The 20-page report proposes a number of ways to ensure “sustainable and long-term funding for the Highway Trust Fund,” that consider “changes in technology and mobility use” to equitably distribute “the costs of maintaining and constructing transportation infrastructure.”

One recommendation calls for adjusting the federal fuel tax, which was set at 18.4 cents per gallon for gasoline and 24.4 cents per gallon for diesel in 1993. The plan calls for indexing the gas tax to inflation, highway construction costs, fuel-economy standards or a combination of the three.

Additionally, the caucus proposes alternative sources of revenue, such as an annual registration fee on electric and hybrid electric vehicles, user fees based on the weight of freight carried by trucking companies and a move to a vehicle-miles traveled tax (VMT).

Malinowski: Report Shows ‘Bipartisan Support’

“As Congress debates President Biden’s jobs and infrastructure plan, this report shows there is bipartisan support for ensuring that the United States—and not a strategic competitor like China —is the global leader in developing and deploying clean energy technologies, as well as for investing in large, complex projects of regional and national significance, like Gateway,” Rep. Tom Malinowski (NJ-7) said.

Malinowski added: “We have a once in a generation opportunity to modernize our roads, bridges and airports and to speed our transition to a cleaner, greener transportation future.”

‘A Step In The Right Direction’

Following its release, the report was applauded by business groups, like the U.S. Chamber of Commerce and the Association of Equipment Manufacturers.

 “Finding agreement on funding for infrastructure investment is going to take compromise from both sides and today’s bipartisan proposal is another step in the right direction,” said the chamber’s president, Neil Bradley. “We are especially pleased that the proposal reflects the historic bipartisan consensus to fund our infrastructure largely through user-based fees. Adjusting the fee now and indexing the tax for inflation would raise billions of dollars for investment in our transportation systems”.

Kip Eidenberg, senior vice president of government and industry relations for the Association of Equipment Manufacturers, praised the 58 Democratic and Republican members of the Problem Solvers Caucus “for putting forward a set of bipartisan and commonsense policy solutions that will address today’s challenges and capture future opportunities.”

Biden, GOP Pitch Competing Packages

The report’s release comes amid the Biden administration’s push for a $2.3 trillion package, which invests in everything from traditional infrastructure to affordable housing, electric vehicles and childcare. Biden’s eight-year plan is supported by increasing the corporate tax rate to 25% and other changes to the tax code.

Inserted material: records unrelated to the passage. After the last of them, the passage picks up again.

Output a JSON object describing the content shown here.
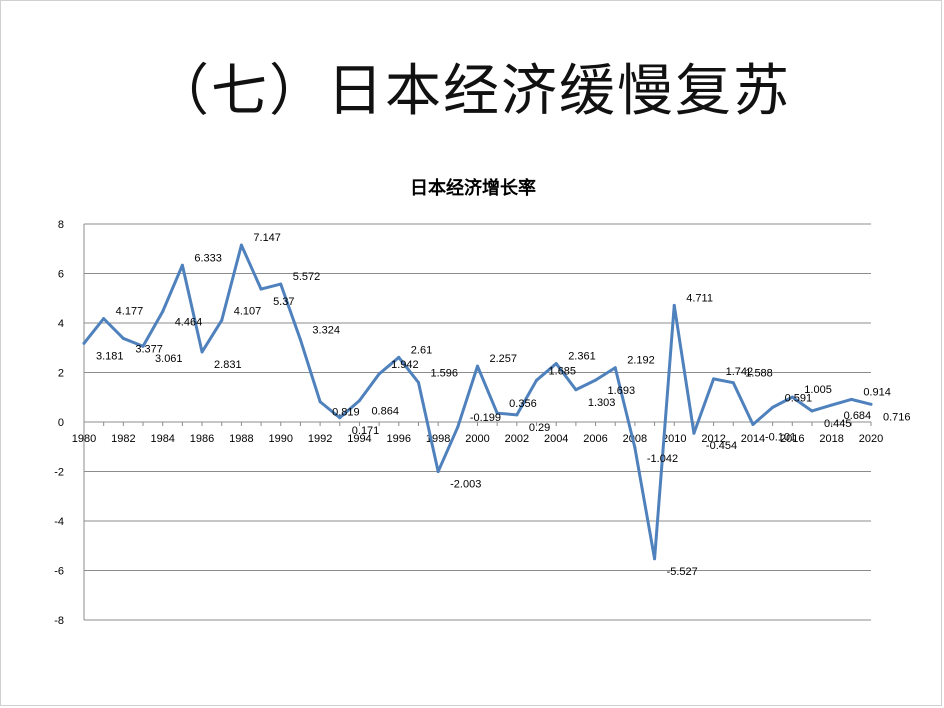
{
  "slide": {
    "title": "（七）日本经济缓慢复苏"
  },
  "colors": {
    "series": "#4f81bd",
    "gridline": "#8c8c8c"
  },
  "chart_data": {
    "type": "line",
    "title": "日本经济增长率",
    "xlabel": "",
    "ylabel": "",
    "ylim": [
      -8,
      8
    ],
    "y_ticks": [
      -8,
      -6,
      -4,
      -2,
      0,
      2,
      4,
      6,
      8
    ],
    "x_ticks": [
      1980,
      1982,
      1984,
      1986,
      1988,
      1990,
      1992,
      1994,
      1996,
      1998,
      2000,
      2002,
      2004,
      2006,
      2008,
      2010,
      2012,
      2014,
      2016,
      2018,
      2020
    ],
    "grid": true,
    "legend": "none",
    "x": [
      1980,
      1981,
      1982,
      1983,
      1984,
      1985,
      1986,
      1987,
      1988,
      1989,
      1990,
      1991,
      1992,
      1993,
      1994,
      1995,
      1996,
      1997,
      1998,
      1999,
      2000,
      2001,
      2002,
      2003,
      2004,
      2005,
      2006,
      2007,
      2008,
      2009,
      2010,
      2011,
      2012,
      2013,
      2014,
      2015,
      2016,
      2017,
      2018,
      2019,
      2020
    ],
    "series": [
      {
        "values": [
          3.181,
          4.177,
          3.377,
          3.061,
          4.464,
          6.333,
          2.831,
          4.107,
          7.147,
          5.37,
          5.572,
          3.324,
          0.819,
          0.171,
          0.864,
          1.942,
          2.61,
          1.596,
          -2.003,
          -0.199,
          2.257,
          0.356,
          0.29,
          1.685,
          2.361,
          1.303,
          1.693,
          2.192,
          -1.042,
          -5.527,
          4.711,
          -0.454,
          1.742,
          1.588,
          -0.101,
          0.591,
          1.005,
          0.445,
          0.684,
          0.914,
          0.716
        ]
      }
    ],
    "data_labels": [
      "3.181",
      "4.177",
      "3.377",
      "3.061",
      "4.464",
      "6.333",
      "2.831",
      "4.107",
      "7.147",
      "5.37",
      "5.572",
      "3.324",
      "0.819",
      "0.171",
      "0.864",
      "1.942",
      "2.61",
      "1.596",
      "-2.003",
      "-0.199",
      "2.257",
      "0.356",
      "0.29",
      "1.685",
      "2.361",
      "1.303",
      "1.693",
      "2.192",
      "-1.042",
      "-5.527",
      "4.711",
      "-0.454",
      "1.742",
      "1.588",
      "-0.101",
      "0.591",
      "1.005",
      "0.445",
      "0.684",
      "0.914",
      "0.716"
    ]
  }
}
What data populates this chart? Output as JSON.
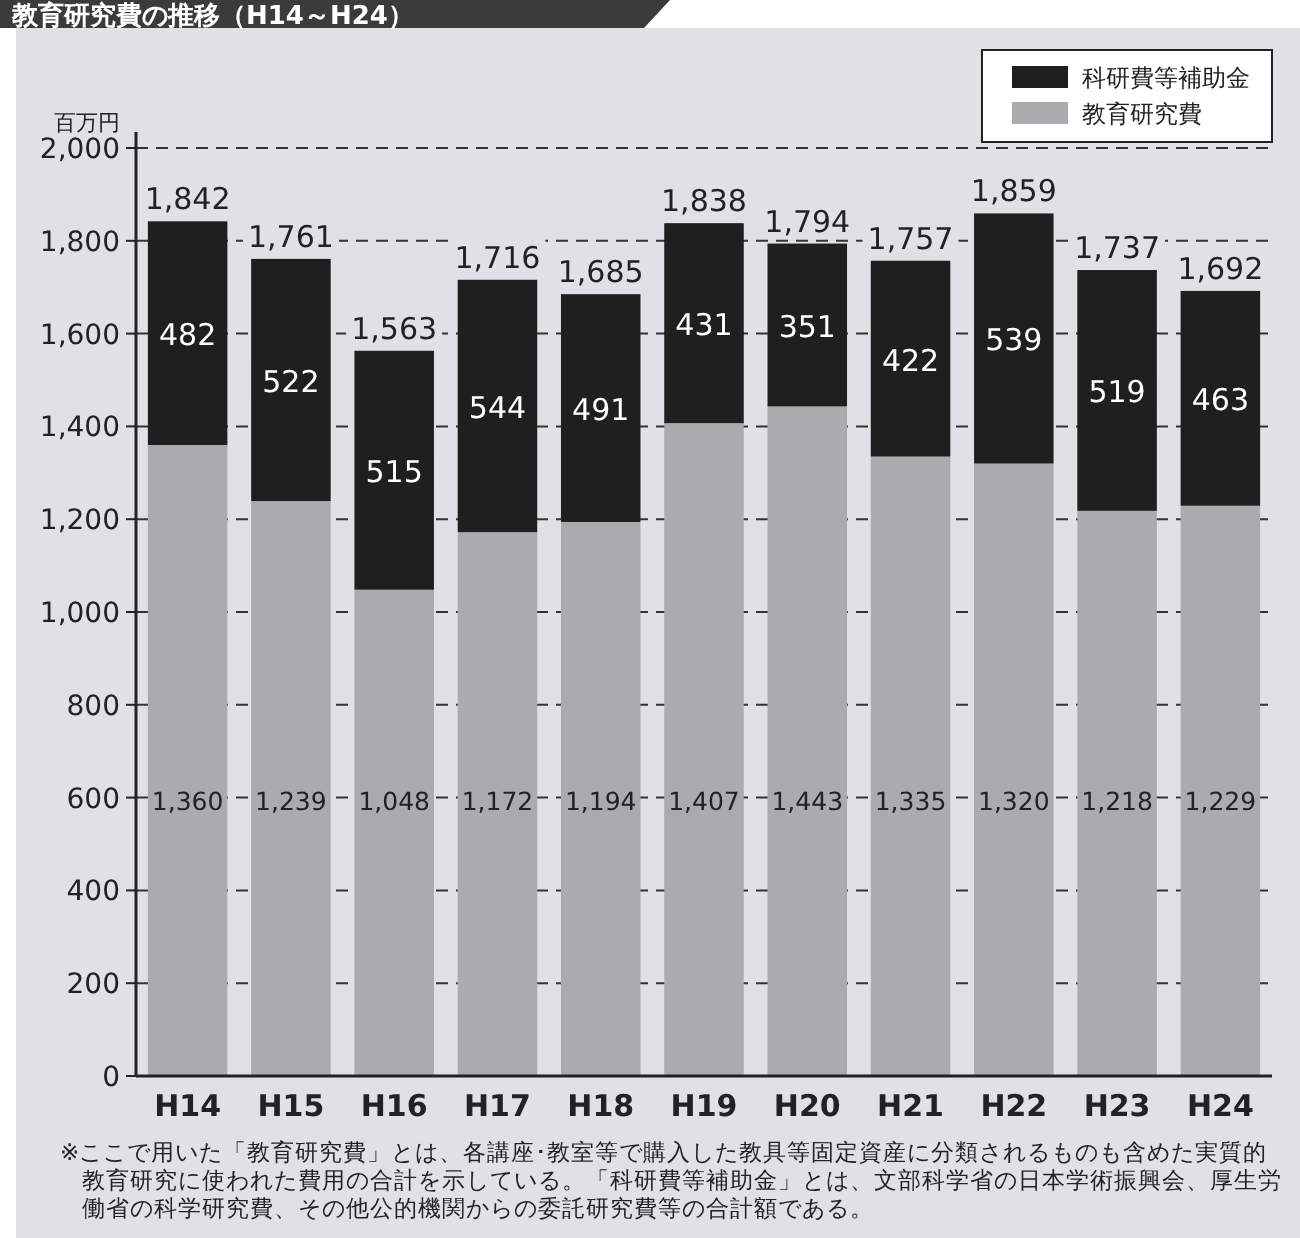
{
  "chart_data": {
    "type": "bar",
    "stacked": true,
    "title": "教育研究費の推移（H14～H24）",
    "ylabel": "百万円",
    "categories": [
      "H14",
      "H15",
      "H16",
      "H17",
      "H18",
      "H19",
      "H20",
      "H21",
      "H22",
      "H23",
      "H24"
    ],
    "series": [
      {
        "name": "教育研究費",
        "color": "#a9abae",
        "values": [
          1360,
          1239,
          1048,
          1172,
          1194,
          1407,
          1443,
          1335,
          1320,
          1218,
          1229
        ],
        "value_labels": [
          "1,360",
          "1,239",
          "1,048",
          "1,172",
          "1,194",
          "1,407",
          "1,443",
          "1,335",
          "1,320",
          "1,218",
          "1,229"
        ]
      },
      {
        "name": "科研費等補助金",
        "color": "#1f1f1f",
        "values": [
          482,
          522,
          515,
          544,
          491,
          431,
          351,
          422,
          539,
          519,
          463
        ],
        "value_labels": [
          "482",
          "522",
          "515",
          "544",
          "491",
          "431",
          "351",
          "422",
          "539",
          "519",
          "463"
        ]
      }
    ],
    "totals": [
      "1,842",
      "1,761",
      "1,563",
      "1,716",
      "1,685",
      "1,838",
      "1,794",
      "1,757",
      "1,859",
      "1,737",
      "1,692"
    ],
    "ylim": [
      0,
      2000
    ],
    "yticks": [
      0,
      {
        "value": 200,
        "label": "200"
      },
      {
        "value": 400,
        "label": "400"
      },
      {
        "value": 600,
        "label": "600"
      },
      {
        "value": 800,
        "label": "800"
      },
      {
        "value": 1000,
        "label": "1,000"
      },
      {
        "value": 1200,
        "label": "1,200"
      },
      {
        "value": 1400,
        "label": "1,400"
      },
      {
        "value": 1600,
        "label": "1,600"
      },
      {
        "value": 1800,
        "label": "1,800"
      },
      {
        "value": 2000,
        "label": "2,000"
      }
    ],
    "grid": "y",
    "legend": "top right",
    "annotations": [
      "※ここで用いた「教育研究費」とは、各講座･教室等で購入した教具等固定資産に分類されるものも含めた実質的教育研究に使われた費用の合計を示している。「科研費等補助金」とは、文部科学省の日本学術振興会、厚生労働省の科学研究費、その他公的機関からの委託研究費等の合計額である。"
    ]
  }
}
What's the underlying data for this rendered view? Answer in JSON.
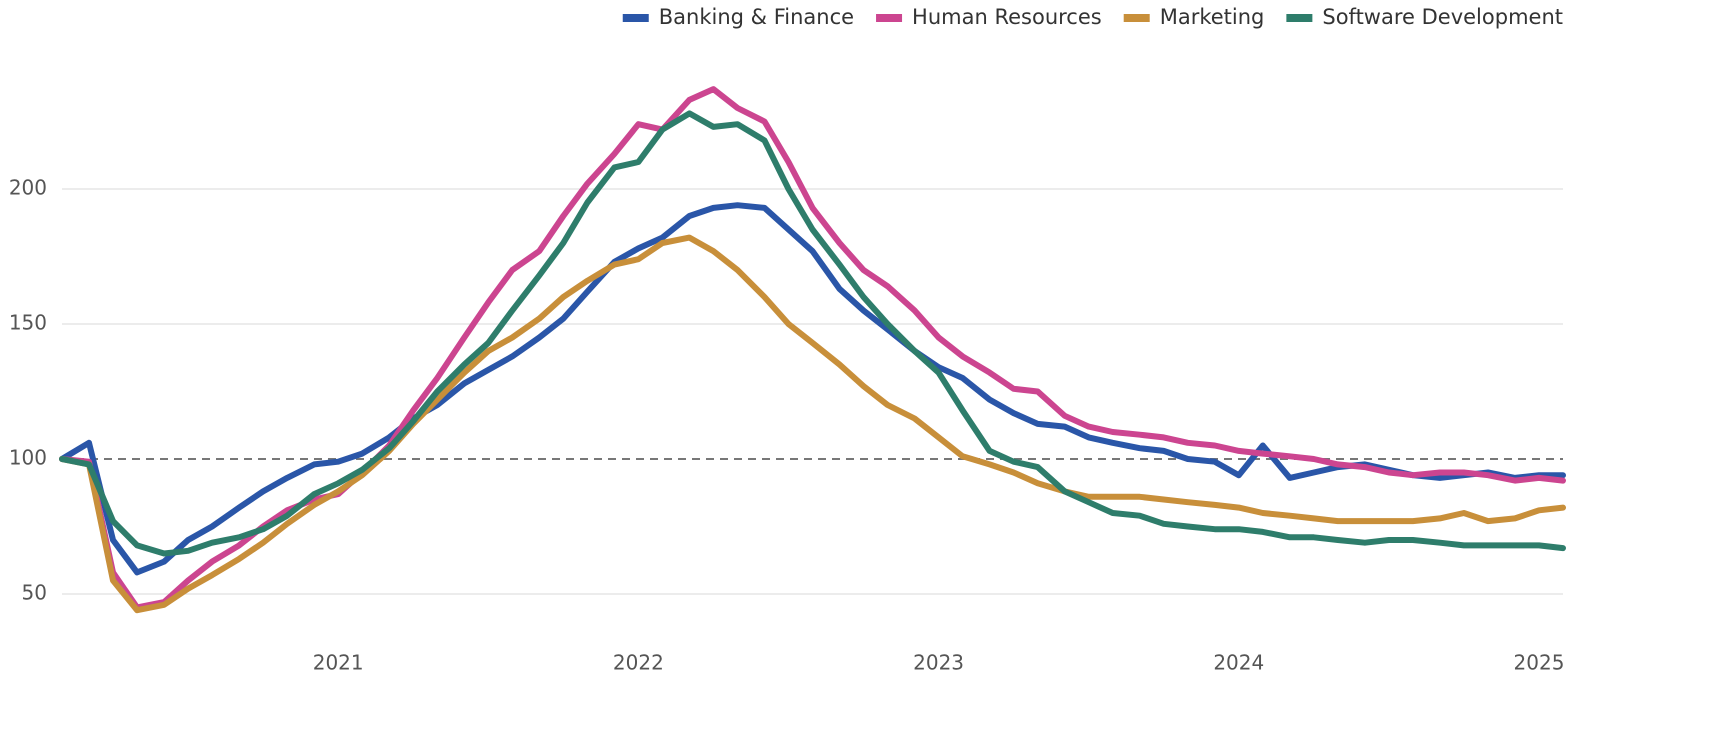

An $568 billion five-year alternative plan unveiled last month by Republican Senators sticks largely to physical infrastructure improvements. The GOP has opposed increasing the corporate tax rate—which decreased from 35% to 21% following passage of the 2017 tax law—and seek to preserve those cuts.

While vague on payment details, the plan aims to ensure “all users of certain types of infrastructure” are “contributing to the generation of revenue” and calls for the utilization of unspent federal dollars.